Mietpreis: 0 Franken
Ein Beispiel: Die neue Museumsbahn soll auf 250 Metern Schiene durch den Stollen fahren. Doch der Stollen kann nicht gleichzeitig Garage sein, er ist zu feucht. Deshalb benötigt der Verein ein Depot, das per Schiene möglichst schnell erreichbar ist. Und er wurde auch bereits fündig: in der ehemaligen Schlauchwaschanlage des
Zivilschutzes.
Für den Verein ist es die Ideallösung. Und die Medienstelle der Polizei sagt, es gebe auch einen Mietvertrag zwischen dem kantonalen Hochbauamt und dem Verein. Bloss: Miete bezahlt der Verein nicht.
Der besagte Nutzungsvertrag liegt der «az» vor und besagt: «Es wird die kostenlose Nutzung vereinbart.» Dem Verein wird lediglich 500 Franken pro Jahr für Strom und Wasser verrechnet.
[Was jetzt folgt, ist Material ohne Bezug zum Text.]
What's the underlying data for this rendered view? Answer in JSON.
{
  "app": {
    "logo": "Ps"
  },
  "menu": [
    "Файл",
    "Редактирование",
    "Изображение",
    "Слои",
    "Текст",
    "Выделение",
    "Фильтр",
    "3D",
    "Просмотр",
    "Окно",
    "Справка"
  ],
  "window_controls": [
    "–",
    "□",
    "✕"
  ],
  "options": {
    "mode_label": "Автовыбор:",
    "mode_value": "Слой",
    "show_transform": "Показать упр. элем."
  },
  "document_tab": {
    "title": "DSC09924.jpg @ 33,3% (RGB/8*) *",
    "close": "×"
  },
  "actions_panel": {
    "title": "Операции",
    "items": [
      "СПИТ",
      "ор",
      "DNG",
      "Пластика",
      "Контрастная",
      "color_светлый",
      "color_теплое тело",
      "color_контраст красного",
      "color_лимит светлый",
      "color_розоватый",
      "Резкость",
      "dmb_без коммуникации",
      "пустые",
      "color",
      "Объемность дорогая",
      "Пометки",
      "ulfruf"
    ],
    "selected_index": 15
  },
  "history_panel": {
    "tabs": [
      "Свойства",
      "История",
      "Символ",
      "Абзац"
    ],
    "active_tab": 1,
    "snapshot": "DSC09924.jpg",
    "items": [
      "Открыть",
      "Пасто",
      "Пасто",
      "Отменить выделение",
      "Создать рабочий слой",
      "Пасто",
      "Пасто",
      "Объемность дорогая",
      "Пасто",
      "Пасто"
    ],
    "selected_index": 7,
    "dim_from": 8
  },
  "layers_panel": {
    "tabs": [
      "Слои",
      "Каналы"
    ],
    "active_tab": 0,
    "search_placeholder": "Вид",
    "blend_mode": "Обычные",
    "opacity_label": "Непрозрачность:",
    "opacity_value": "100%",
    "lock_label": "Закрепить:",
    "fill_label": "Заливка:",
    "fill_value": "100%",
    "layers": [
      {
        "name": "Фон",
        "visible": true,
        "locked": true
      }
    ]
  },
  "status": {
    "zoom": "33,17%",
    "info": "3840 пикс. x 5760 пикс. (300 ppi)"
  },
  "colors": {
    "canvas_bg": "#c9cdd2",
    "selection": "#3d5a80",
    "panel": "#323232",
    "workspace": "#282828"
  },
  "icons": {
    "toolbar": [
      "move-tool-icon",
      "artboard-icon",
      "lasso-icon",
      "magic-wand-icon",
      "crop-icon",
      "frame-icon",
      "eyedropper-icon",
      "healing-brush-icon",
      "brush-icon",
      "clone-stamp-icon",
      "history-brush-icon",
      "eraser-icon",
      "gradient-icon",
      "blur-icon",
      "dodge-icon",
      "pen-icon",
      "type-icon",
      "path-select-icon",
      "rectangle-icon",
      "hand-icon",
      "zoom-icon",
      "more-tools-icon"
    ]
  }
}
Es dürfte die pragmatischste Lösung gewesen sein. Die Schlauchwaschanlage wurde von Feuerwehr und Zivilschutz nicht mehr benötigt. Warum also Geld dafür verlangen von einem Verein, in dem Menschen ehrenamtlich eine Anlage unterhalten, die der breiten Bevölkerung Wissen vermittelt?
«Die Trennung zwischen der Stiftung/dem Verein und dem Zivilschutz ist aus unserer Sicht gewährleistet», lässt Kommandant Kolb ausrichten. Der Vereinspräsident würde das wohl unterschreiben. Doch wenn er es sagen würde, könnte man sich fragen: Welchen Helm hat er gerade auf, den des Zivilschutzinstruktors oder den des Gipsmuseum-Präsidenten?